The Pamphlet Collection of Sir Robert Stout: Volume 72
Some of its Beauties
Some of its Beauties.
Mr. Commissioner Maxwell says cadets of sixteen years easily interpret this precious document. Will he then say how-he came to pass the following (Gazette 20/5/93, page 749):—Local rates Dunedin and Port Chalmers to Oamaru: 'Ship's goods, classes A.B.C.D., 15s. per ton, minimum quantity 10 tons.' And on page 753—Dunedin and Port Chalmers to Oamaru: 'Goods A.B.C.D., 12s. 6d. per ton, minimum charge is. 4d.' So that on the one page they say they will not take less than 10 tons at 15s., and that they must arrive by ship, and on the other page, for the same class of goods and the same distance, no matter how they arrive, they will take them at 12s. 6d. per ton, and in such small quantities that the charge may be only 1s. 4d. What is the cadet to do? The object of this is to catch any unwary shipper of less than 10 tons, and say to him, 'Oh, yours are ship's goods, and you must pay full rates' the intention being to destroy our coastal trade. The tariff abounds with regulations like these, which are differential rates, against the poor man; Class E., grain, etc., minimum quantity 1½ tons, which means that for conveying 1½ tons of grain 100 miles the charge would be 17s. page 30 5d., but if the man had only ½ ton to send the charge might be 17s. 5d. or 8s. 8d., or if he had a ton and quarter to send he might have to pay either 17s. 5d. or 21s. 9d., I suppose on the principle that Squeers dealt with his milk, 'Serve him right for being so weak.' If he wanted two tons of 'brown coal' he would have to pay either 21s. 8d. or 34s. 10d., while the man who would take not less than four tons would get the whole lot taken for the 21s. 8d., and he could not be charged any more. If the sender was a favoured man, or lived in a favoured district, he would be charged the lower rate, if the reverse, the higher one. Manifestly his wiser plan would be to fill up his weight with stones or earth, and make the railway do all he could for his money.

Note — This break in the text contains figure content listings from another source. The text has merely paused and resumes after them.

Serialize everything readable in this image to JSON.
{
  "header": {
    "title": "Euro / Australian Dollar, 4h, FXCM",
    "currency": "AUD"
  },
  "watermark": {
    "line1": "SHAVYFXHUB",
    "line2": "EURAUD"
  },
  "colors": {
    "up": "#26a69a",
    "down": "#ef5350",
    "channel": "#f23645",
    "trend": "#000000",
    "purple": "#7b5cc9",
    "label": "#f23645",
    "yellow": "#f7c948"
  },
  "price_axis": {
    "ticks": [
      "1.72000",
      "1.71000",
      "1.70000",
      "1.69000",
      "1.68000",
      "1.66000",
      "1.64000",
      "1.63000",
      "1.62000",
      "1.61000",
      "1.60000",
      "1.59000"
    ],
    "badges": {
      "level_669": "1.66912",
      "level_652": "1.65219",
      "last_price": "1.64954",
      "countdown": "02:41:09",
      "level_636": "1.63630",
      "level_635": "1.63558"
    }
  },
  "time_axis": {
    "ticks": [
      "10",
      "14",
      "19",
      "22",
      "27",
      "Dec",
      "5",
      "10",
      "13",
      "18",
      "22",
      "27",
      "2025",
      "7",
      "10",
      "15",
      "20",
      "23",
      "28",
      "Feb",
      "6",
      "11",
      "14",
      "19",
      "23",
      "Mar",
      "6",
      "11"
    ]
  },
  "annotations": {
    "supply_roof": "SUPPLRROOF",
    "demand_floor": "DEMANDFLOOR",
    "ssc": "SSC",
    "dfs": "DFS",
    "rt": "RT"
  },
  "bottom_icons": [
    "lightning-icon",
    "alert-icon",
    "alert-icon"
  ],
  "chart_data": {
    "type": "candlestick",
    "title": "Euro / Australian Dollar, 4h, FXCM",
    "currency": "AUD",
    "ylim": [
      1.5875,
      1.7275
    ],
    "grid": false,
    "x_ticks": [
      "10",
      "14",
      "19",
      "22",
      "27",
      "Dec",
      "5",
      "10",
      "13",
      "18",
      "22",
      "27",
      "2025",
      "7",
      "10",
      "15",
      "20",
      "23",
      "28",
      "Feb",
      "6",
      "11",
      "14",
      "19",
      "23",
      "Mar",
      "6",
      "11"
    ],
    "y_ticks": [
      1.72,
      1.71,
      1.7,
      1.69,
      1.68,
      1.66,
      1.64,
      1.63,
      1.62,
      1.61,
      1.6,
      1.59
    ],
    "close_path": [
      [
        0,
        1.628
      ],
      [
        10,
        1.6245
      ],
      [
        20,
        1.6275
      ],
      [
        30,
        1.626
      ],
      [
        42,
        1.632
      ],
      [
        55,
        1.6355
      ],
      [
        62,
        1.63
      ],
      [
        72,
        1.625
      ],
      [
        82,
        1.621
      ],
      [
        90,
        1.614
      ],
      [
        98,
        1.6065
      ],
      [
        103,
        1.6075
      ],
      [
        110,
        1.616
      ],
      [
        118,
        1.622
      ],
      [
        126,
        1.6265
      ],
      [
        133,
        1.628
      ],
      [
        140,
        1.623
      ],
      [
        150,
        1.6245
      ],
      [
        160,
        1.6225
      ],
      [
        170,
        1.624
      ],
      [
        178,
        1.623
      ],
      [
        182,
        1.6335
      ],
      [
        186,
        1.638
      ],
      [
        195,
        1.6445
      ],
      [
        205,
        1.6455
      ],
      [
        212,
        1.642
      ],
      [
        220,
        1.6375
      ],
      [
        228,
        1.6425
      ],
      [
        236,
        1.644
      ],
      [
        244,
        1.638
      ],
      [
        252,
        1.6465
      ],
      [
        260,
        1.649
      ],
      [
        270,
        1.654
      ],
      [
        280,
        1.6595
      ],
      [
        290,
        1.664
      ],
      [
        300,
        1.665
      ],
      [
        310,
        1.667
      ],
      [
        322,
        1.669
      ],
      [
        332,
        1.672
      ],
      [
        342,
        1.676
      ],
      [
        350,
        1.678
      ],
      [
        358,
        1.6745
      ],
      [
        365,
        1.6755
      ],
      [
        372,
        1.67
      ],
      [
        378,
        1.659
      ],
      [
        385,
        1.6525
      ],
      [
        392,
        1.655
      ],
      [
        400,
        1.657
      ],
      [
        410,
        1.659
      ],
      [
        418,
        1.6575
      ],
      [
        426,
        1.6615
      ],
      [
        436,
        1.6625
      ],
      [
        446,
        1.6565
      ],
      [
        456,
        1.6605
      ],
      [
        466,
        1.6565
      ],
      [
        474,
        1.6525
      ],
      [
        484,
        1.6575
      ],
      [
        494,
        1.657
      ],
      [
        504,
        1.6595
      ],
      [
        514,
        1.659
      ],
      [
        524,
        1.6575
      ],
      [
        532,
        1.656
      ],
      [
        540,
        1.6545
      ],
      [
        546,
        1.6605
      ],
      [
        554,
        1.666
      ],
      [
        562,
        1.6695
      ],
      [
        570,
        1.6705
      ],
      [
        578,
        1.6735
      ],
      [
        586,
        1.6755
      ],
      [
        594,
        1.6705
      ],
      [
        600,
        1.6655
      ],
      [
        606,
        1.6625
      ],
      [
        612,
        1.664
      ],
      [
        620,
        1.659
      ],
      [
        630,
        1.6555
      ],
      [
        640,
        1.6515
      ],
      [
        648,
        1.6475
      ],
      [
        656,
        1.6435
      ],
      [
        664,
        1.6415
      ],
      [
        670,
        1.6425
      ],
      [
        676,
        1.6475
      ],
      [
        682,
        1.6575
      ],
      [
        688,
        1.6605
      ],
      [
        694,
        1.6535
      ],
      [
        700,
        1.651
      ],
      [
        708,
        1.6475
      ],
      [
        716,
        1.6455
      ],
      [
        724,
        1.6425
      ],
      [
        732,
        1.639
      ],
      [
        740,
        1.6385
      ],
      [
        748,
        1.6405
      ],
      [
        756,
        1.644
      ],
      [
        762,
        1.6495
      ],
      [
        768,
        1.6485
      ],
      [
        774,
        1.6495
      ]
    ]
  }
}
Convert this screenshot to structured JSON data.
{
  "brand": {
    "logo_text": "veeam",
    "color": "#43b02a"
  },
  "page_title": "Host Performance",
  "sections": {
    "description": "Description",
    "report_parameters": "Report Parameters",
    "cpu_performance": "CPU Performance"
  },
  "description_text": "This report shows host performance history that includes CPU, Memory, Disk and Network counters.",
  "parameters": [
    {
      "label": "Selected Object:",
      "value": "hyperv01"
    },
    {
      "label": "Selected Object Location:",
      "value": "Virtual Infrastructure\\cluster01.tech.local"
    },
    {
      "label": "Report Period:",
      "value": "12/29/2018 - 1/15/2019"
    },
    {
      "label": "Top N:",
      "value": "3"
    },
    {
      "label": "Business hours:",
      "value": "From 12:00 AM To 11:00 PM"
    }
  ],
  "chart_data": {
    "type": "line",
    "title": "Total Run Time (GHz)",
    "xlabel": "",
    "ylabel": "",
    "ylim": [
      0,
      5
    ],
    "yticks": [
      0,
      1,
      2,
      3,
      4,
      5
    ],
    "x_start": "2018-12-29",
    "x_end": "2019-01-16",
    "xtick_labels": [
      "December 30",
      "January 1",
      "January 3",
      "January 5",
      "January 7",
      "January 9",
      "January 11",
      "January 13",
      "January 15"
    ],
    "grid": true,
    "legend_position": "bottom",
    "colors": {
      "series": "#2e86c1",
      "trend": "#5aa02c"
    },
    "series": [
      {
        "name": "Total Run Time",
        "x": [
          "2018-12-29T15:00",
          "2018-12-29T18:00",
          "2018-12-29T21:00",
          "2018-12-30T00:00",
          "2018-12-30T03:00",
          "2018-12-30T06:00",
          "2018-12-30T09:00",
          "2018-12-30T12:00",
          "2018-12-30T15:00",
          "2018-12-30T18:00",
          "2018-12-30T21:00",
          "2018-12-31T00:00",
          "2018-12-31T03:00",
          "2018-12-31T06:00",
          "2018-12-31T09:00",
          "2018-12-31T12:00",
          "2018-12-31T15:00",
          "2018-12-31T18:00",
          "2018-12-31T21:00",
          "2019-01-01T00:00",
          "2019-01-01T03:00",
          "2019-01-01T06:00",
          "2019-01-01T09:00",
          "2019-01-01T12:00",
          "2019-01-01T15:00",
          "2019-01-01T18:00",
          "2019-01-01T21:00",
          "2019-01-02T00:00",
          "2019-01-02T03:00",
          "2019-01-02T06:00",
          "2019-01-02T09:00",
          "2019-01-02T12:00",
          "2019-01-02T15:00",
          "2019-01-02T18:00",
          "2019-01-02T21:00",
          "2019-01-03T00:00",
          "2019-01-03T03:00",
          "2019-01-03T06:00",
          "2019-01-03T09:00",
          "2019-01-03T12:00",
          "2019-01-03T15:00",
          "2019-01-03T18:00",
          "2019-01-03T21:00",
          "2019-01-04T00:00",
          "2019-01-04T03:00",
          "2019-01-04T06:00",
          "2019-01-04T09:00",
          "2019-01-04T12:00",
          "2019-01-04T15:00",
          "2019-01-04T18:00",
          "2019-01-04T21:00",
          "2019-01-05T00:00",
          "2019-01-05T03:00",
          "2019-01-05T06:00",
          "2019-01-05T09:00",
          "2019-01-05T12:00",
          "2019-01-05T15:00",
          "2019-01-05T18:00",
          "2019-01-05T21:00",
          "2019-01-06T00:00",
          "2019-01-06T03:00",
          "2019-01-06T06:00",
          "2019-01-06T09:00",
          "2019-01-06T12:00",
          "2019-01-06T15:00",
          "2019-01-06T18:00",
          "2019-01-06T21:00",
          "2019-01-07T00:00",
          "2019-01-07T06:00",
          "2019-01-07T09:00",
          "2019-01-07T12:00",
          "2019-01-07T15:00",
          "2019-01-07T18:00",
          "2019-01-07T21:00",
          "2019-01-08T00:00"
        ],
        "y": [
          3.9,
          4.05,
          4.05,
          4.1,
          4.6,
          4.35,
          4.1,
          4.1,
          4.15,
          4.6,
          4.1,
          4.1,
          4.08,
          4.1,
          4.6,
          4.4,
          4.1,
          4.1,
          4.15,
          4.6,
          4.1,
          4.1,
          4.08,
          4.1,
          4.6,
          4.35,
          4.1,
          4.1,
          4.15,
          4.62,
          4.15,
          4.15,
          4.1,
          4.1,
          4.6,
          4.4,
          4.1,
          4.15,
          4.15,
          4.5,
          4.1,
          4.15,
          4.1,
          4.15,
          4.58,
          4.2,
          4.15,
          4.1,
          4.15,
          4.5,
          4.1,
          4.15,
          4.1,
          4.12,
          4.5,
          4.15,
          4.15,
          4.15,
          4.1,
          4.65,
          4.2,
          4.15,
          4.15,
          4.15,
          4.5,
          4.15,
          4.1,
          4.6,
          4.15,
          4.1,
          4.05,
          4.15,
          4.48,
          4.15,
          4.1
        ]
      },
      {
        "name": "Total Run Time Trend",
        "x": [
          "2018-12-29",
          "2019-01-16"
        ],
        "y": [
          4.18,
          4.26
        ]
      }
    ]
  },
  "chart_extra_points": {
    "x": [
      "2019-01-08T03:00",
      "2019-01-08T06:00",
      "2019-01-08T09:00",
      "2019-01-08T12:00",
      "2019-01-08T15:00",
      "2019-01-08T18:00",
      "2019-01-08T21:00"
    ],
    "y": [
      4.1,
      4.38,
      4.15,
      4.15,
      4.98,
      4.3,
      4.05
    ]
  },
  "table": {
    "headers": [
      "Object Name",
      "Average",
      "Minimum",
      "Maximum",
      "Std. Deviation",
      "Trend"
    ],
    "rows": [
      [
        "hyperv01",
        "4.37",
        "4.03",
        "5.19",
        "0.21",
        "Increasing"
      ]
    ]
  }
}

I could multiply examples, but these will suffice to show the injustice and utter rottenness of the system. I am aware that the department says that where two prices are named the 'intention' is that the lower price shall be charged, but if this is so why is the higher price retained in the tariff?
Many of my English readers will think I am romancing when I tell them that precisely similar charges and regulations exist on nearly the whole of the British railways. Our system is merely a slavish copy of the English system.
A very amusing chapter might be written pointing out the many absurdities in this wonderful document, as, for instance, it provides that scoria ash, boulders, ship's ballast, concrete blocks, etc., must be carried at owner's risk, while the Commissioners meekly take the responsibility of safely carrying bank notes, bonds (English and foreign), and other securities. They, however, make another provision that 'valuable documents' must not only be at the owner's risk, but must also pay double rates, Why at owner's risk? I presume we must take this as evidence that in the opinion of our Railway Commissioners 'bank notes, bonds (English and foreign), and other securities' are not valuable documents, mere dross only. Perhaps they are right, at any rate, just now. Again, if biscuits are properly packed in tins or cases the owner must take the risk, but if they are in bags, so that a shower of rain would ruin them, the Commissioners take the risk.
It is quite clear the whole thing wants improving off the face of the earth. All this needless confusion is made still more complicated by differential rates. This complication does not arise from trade necessities, nor is it in any way made in the interests of the public. It is done to confuse and mislead the public, and to compel them to 'inquire at the station for their rate,' so that the railway owners may extract from them 'what the traffic will bear.' The only people who benefit are the railway owners and the railway rating experts. Let me repeat the words, rating experts. I do not refer to that page 31 wonderful body of men the railway traffic managers. It would be impossible to speak too highly in their praise.